ACT 2: Determining a Solution to a Quadratic

Added: 2026-05-03

[00:00:00]Hello and welcome. So our question today has  which of the following is one of the solutions to the equation. So 'is one' that might mean there  are more than one solutions but there's only going to be one of those solutions inside of the list  that we're given. So let's dive right into it. So for this equation we have an n squared. As soon  as we see that square that means that what we're looking at is what we call a quadratic. Now a  quadratic has a couple of ways you could solve for this thing. You could solve it by factoring.  You could solve it by completing the square.

[00:00:38]You could solve this by quadratic formula.

[00:00:45]Okay. Now there's a there is a fourth method to  solving but in this particular case it's not going to apply. So for this problem there's going to be  three methods of solving. Now between you and me I find factoring to be the fastest for quadratic  so I'm going to use that one but just know there are two other methods in which you could use.  All righty. So for factoring the first step to any factoring problem is going to be GCF right.  Always check for GCF before you go any further in the problem. And right now we only have two  terms. We have an n squared and a negative 81n. What do they have in common? Anything?  Well as it happens they just coincidentally have an n in common right. This first one has  two n's from an n squared. This one has one n.

[00:01:34]They both share an n. So if we pull it out for  the two n's one's going to be left minus 81 because the n um here will just be pulled  out and there'll be nothing left equals zero.
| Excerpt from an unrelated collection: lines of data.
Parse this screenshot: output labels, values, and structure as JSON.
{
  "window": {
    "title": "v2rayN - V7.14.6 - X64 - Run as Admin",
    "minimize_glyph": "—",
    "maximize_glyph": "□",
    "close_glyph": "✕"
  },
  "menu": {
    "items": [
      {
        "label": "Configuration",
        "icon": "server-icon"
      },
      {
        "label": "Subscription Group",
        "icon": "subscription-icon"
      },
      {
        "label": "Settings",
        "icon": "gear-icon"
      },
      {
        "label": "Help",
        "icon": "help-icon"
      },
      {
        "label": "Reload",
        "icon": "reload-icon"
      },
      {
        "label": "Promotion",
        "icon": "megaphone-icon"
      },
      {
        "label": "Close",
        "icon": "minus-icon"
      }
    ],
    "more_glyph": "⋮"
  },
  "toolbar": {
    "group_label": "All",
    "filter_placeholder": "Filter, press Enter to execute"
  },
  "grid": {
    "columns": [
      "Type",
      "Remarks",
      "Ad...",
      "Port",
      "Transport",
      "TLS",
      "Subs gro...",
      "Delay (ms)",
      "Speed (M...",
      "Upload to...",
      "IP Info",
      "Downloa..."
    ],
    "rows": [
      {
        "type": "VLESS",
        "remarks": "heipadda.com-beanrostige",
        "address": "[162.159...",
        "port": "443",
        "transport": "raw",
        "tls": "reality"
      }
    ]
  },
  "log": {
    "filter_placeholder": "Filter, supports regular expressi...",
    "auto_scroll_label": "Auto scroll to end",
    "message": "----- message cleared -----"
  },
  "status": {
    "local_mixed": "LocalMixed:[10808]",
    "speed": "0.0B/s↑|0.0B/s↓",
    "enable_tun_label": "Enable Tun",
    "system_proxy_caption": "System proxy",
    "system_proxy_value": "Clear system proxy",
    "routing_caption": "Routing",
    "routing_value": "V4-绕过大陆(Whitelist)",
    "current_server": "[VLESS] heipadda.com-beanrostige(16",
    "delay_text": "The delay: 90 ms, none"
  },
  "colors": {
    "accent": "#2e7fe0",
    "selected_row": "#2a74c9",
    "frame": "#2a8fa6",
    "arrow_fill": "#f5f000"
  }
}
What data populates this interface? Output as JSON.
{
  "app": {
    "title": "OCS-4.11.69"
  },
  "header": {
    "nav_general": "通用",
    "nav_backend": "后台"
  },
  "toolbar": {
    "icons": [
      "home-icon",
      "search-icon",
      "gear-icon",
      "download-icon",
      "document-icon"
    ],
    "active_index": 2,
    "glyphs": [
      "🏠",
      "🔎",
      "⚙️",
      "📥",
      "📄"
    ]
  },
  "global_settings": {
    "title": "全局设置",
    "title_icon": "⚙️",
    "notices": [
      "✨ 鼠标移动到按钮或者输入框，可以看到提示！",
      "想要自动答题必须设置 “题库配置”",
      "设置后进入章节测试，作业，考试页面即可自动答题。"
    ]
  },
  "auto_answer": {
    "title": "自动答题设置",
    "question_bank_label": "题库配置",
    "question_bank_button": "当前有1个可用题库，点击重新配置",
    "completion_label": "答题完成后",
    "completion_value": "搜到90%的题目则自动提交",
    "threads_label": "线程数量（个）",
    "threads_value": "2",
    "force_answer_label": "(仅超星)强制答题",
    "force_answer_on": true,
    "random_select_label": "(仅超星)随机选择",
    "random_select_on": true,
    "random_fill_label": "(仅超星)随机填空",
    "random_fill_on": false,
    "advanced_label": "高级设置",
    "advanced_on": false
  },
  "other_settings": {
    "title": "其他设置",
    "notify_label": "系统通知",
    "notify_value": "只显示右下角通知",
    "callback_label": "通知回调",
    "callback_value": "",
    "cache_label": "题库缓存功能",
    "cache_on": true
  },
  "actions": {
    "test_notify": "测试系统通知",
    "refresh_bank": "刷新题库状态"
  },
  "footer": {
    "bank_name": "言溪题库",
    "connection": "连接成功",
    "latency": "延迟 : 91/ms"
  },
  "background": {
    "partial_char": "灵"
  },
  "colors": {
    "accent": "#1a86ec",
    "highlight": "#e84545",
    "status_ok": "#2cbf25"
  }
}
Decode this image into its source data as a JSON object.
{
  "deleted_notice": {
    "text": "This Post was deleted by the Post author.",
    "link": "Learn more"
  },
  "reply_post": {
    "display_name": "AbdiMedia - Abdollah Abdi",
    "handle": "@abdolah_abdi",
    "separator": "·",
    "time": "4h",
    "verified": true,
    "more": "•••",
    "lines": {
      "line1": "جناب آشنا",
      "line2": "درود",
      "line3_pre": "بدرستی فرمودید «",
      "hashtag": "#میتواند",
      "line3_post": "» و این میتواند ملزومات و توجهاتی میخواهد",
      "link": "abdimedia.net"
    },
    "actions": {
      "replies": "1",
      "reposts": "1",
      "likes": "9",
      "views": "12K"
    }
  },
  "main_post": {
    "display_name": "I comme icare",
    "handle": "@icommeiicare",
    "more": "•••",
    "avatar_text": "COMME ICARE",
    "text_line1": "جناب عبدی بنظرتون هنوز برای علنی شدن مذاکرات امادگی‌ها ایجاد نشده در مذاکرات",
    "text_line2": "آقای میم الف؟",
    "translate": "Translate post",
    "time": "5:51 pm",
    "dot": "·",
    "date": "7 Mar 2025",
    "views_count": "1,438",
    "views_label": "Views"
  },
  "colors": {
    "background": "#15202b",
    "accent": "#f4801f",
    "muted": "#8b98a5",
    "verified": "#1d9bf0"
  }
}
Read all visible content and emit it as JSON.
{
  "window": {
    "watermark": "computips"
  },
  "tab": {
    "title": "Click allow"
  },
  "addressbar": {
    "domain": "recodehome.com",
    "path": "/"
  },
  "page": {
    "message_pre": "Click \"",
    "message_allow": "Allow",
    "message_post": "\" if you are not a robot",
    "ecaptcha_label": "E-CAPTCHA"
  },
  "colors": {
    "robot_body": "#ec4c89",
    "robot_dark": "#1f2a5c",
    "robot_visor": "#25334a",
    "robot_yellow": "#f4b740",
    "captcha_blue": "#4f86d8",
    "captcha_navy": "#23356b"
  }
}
[00:01:47]At this point you'll also hopefully notice that  everything is factored. There's nothing more for us to do here because you have no more powers  larger than one which means you couldn't factor this even if you wanted to. So then you set each  factor each variable uh to zero. So you say all right so first one n equals zero. There's nothing  more to solve there. N equals zero is a solution.

[00:02:10]Your next one is you have n minus 81. We set that  to zero. Well if we want to get n alone adding 81 to both sides we'll do the trick. N equals 81.  And you'll notice that 81 is on your list of solutions. 0 is not but that's okay because 81 is  and that would be your answer to this problem. Now common uh common errors for this one is hopefully  maybe you notice that this is very very similar to what we call a difference of squares. A difference  of squares would be n squared minus 81. If that n was not there then that means that you would have  two factors. You had to have n plus 9 and n minus 9 which means 9 and negative 9 would have been  your solutions right. If you set your n minus 9 equal to zero nine is a solution and n plus 9  equals zero negative 9 is a solution. And you'll notice that both of those are on your list. Okay.  So be careful because that little n was there. The GCF was the way to go and 81 became a solution.  All righty. Thank you so much for watching.